Learned authors David W. Neubauer and Stephen S. Meinhold point out, in the context of the United States of America, that “lawyers representing plaintiffs in personal injury cases typically work under a contingency fee agreement.”
Contingency fee agreements are expressly prohibited by Section 112 of the Legal Profession Act 1976 (“LPA 1976”):
“Except as expressly provided in any written law, or by rules made under this Act, no advocate and solicitor shall—
(b) enter into any agreement by which he is retained or employed to prosecute any suit or action or other contentious proceeding which stipulates for or contemplates payment only in the event of success in such suit, action or proceeding.” (emphasis mine)
The rationale behind the prohibition stems from the “… abuses to which it may give rise. The common law fears that the champertous maintainer might be tempted, for his own personal gain, to inflame the damages, to suppress evidence, or even to suborn witnesses.” (emphasis mine)
Lawyers, however, have creatively circumvented Section 112 of the LPA 1976 by introducing agreements which involve the payment of a basic fee coupled together with the payment of a success fee (“Basic Fees + Success Fees Agreement“). The former is payable notwithstanding the outcome of the suit, action or proceeding.
The Basic Fees + Success Fees Agreement has been tested in the courts and have been upheld as being valid.
In Chai Chee Chin and Others v Tetuan Zahari Ong & Co  MLJU 623 (“Chai Chee Chin“), the agreement was for 20% of the monies awarded by the Land Administrator subject always to a minimum legal fee of RM1,000.00.
Azmel bin Haji Maamor J (later FCJ) held that the agreement was not contrary to Section 112(1)(b) of the LPA 1976 as the Defendant will be paid regardless of the circumstances and decision made in the proceedings before the Land Administrator.
The Court of Appeal in Lua & Mansor (suing as a firm) v Tan Ah Kim  3 MLJ 371 (“Lua & Mansor“) affirmed the decision of the High Court in Chai Chee Chin and remarked that:
“… the pre-agreed costs by the parties in this case is known as success fees, and not contingency fees because the agreed 15% fees is not contingent upon the defendant winning the case but it was additional fees agreed, in addition to the RM20,000 basic fees.” (emphasis mine)
Recently, in Jacob and Toralf Consulting Sdn Bhd & Ors v Siemens Industry Software Gmbh & Co Kg (previously known as Comos Industry Solutions GmbH and previusly known as Innotec GmbH) & Ors  MLJU 767 the agreement between the respondents and their lawyer was for:
“… payment of an agreed fee of a fixed sum of RM 200,000.00 and 5% of any award from a successful conclusion of the trial of the plaintiffs’ claim or of any sum agreed to by way of an out of court settlement of the plaintiffs’ claim.”

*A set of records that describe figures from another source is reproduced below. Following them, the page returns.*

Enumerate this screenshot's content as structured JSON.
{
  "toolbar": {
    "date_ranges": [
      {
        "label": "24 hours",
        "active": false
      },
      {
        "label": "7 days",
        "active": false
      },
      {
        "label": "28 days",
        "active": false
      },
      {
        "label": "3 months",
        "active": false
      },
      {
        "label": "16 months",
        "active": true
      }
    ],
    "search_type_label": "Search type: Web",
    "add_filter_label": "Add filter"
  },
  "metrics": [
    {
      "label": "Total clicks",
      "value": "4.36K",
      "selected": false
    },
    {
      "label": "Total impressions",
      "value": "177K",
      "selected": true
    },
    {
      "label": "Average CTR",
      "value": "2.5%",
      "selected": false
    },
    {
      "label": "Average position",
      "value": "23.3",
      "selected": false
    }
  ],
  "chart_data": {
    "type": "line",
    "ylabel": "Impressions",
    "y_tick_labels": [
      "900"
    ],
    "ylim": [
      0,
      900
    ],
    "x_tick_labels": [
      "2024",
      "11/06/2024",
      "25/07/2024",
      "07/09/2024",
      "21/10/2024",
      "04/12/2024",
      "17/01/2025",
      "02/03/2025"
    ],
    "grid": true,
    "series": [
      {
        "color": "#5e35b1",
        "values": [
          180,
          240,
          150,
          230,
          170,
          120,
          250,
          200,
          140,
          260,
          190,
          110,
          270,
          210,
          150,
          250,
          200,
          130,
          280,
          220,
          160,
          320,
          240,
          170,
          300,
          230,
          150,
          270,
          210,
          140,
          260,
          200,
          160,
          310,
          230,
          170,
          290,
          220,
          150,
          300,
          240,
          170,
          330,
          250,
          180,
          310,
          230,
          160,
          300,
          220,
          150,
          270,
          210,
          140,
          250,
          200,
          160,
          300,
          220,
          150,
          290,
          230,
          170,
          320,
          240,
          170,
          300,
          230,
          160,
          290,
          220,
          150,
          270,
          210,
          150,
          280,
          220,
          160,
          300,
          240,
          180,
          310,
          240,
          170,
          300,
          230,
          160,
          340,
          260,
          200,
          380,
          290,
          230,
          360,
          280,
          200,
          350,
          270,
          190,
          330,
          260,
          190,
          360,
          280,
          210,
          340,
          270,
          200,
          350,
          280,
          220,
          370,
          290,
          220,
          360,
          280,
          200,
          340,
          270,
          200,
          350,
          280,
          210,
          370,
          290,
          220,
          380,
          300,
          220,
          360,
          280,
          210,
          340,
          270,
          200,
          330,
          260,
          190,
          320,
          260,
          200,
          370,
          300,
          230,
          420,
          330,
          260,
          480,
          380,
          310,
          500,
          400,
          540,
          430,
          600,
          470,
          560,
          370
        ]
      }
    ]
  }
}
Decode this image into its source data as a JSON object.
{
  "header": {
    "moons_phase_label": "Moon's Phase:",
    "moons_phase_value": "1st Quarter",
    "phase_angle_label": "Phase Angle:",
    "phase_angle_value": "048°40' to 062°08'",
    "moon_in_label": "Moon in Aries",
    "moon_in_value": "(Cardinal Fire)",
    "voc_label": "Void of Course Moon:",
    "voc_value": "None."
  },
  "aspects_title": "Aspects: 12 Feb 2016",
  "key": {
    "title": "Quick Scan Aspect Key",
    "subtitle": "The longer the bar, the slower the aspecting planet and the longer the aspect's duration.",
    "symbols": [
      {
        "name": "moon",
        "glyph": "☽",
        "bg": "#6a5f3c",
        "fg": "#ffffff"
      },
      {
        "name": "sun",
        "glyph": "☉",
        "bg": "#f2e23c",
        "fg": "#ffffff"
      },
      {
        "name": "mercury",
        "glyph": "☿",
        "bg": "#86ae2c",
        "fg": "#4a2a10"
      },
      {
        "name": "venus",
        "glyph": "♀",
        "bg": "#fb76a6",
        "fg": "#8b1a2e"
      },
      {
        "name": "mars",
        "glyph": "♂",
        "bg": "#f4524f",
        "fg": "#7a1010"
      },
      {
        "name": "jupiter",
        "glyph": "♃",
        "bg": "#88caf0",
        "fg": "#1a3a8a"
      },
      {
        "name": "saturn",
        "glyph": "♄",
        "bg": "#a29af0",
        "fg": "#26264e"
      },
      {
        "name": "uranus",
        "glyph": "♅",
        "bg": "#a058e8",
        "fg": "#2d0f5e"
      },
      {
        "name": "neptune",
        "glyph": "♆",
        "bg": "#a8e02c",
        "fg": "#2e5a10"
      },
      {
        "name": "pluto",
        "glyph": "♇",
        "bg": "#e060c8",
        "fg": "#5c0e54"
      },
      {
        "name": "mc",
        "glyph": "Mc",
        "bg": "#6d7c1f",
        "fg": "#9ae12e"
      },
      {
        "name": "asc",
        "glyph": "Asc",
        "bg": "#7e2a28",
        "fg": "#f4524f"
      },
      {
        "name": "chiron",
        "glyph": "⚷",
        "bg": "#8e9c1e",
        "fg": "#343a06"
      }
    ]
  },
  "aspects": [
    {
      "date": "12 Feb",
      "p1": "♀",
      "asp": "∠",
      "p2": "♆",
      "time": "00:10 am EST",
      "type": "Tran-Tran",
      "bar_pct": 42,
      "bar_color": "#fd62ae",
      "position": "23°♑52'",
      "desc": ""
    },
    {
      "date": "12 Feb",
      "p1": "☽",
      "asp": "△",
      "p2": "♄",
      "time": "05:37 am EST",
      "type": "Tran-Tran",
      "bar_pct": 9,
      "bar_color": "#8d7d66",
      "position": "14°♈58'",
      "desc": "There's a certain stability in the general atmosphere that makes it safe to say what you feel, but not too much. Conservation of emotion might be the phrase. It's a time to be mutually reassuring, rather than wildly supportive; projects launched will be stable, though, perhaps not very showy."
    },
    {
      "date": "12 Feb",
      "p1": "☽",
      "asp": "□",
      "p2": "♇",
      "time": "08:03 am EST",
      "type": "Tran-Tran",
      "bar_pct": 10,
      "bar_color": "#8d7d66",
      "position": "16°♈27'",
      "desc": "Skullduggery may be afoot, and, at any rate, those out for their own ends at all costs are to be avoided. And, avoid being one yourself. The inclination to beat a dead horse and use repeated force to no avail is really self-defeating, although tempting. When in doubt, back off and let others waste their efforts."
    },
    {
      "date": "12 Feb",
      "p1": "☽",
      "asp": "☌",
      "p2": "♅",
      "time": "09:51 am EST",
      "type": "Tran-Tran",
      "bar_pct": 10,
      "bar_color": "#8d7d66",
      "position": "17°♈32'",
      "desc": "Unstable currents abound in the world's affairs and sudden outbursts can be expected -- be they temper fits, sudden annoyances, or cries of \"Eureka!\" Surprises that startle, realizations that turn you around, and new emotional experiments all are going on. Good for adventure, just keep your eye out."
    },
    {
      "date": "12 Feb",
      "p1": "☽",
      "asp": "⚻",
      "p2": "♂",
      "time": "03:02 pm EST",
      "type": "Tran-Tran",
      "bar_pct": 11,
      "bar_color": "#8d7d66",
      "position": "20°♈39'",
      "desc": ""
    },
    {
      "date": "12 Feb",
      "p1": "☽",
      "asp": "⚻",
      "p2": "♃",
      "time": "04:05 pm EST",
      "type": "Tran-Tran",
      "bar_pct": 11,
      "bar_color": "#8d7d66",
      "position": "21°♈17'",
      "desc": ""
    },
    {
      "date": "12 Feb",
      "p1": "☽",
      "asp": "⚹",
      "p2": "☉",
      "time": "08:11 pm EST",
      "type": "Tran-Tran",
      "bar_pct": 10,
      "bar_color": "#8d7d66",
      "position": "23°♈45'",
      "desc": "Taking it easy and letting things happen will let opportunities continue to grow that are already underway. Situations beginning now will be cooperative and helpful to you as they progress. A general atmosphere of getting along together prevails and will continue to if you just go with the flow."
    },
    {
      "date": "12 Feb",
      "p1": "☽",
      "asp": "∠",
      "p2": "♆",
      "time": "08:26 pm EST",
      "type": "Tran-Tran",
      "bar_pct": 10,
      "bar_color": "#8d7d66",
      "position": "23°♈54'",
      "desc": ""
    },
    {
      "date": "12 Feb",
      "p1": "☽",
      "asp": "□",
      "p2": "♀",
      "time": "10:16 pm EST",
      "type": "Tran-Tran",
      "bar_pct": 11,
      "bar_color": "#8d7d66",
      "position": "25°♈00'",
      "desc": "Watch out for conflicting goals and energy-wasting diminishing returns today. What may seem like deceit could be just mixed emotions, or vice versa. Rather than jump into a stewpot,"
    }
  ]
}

The learned High Court judge made no reference to Chai Chee Chin or to Lua & Mansor but nevertheless held that the champerty, as embodied in s. 112 of the LPA 1967, was not proven.
Unfortunately, the Basic Fees + Success Fees Agreement has not been tested at the apex court. Having said that, the Basic Fees + Success Fees Agreement remains a valid legal fee structure until and unless Lua & Mansor is overruled by the Federal Court.